Essential with soup, pasta or salad.

Serving 2

 white bread, not too fresh. Baguette or ciabatta works best
3 tbls  olive oil
1-2 cloves garlic, crushed
 parsley/basil (optional)
 chilli (optional)
 salt and freshly ground black pepper

This is one it's difficult to give quantities for cuz only you know
a) how hungry you are, and
b) how garlicky/herby/spicy you like it.
So the directions are kind of general.

Whack the oven on full to heat up. Allow plenty of bread, because it always goes. Long thin roll things work best. Slice them in half lengthwise.

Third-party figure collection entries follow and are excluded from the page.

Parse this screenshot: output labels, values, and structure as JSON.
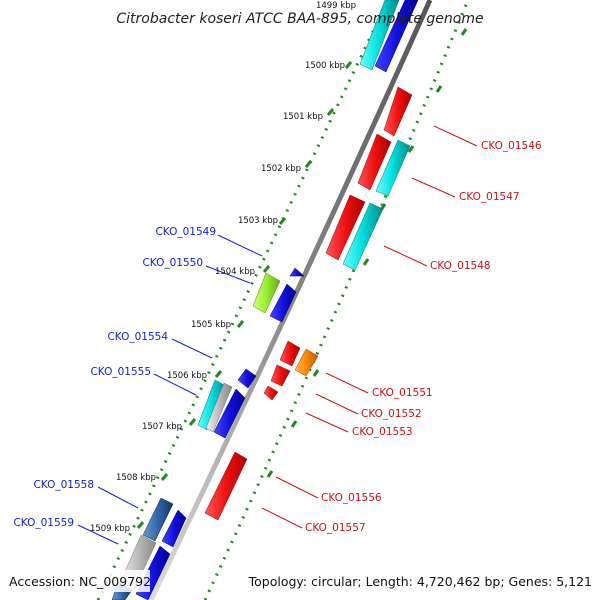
{
  "title": "Citrobacter koseri ATCC BAA-895, complete genome",
  "top_partial_tick": "1499 kbp",
  "ticks": [
    {
      "label": "1500 kbp"
    },
    {
      "label": "1501 kbp"
    },
    {
      "label": "1502 kbp"
    },
    {
      "label": "1503 kbp"
    },
    {
      "label": "1504 kbp"
    },
    {
      "label": "1505 kbp"
    },
    {
      "label": "1506 kbp"
    },
    {
      "label": "1507 kbp"
    },
    {
      "label": "1508 kbp"
    },
    {
      "label": "1509 kbp"
    }
  ],
  "labels_left": [
    "CKO_01549",
    "CKO_01550",
    "CKO_01554",
    "CKO_01555",
    "CKO_01558",
    "CKO_01559"
  ],
  "labels_right": [
    "CKO_01546",
    "CKO_01547",
    "CKO_01548",
    "CKO_01551",
    "CKO_01552",
    "CKO_01553",
    "CKO_01556",
    "CKO_01557"
  ],
  "colors": {
    "forward_gene": "#ee1111",
    "reverse_gene": "#1111dd",
    "cyan_gene": "#00cccc",
    "green_gene": "#99ee33",
    "orange_gene": "#ff8800",
    "steel_gene": "#3366aa",
    "gray_gene": "#aaaaaa",
    "backbone": "#777777",
    "tick": "#228822",
    "label_left": "#1122cc",
    "label_right": "#cc1111"
  },
  "footer": {
    "accession": "Accession: NC_009792",
    "topology": "Topology: circular; Length: 4,720,462 bp; Genes: 5,121"
  }
}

Mix up your oil and garlic with any extras you fancy.

The thing with garlic bread is to make sure the bread isn't too fresh, or else it absorbs too much oil and becomes over-greasy. Yuk. Whatever quantity of oil you mix up, don't feel beholden to use it all on your garlic bread. Spread it onto the cut surfaces of your bread evenly, but not excessively. Any that's left will keep well in the fridge for a couple of days, and make a good base for salad dressings, or furnish you with garlic bread again tomorrow…

Put your bread back together, and wrap in foil. Cook on your oven's highest light for 10-15 minutes, until the garlic is soft and cooked, without burning the bread.

It is against many County bylaws to eat this without red wine.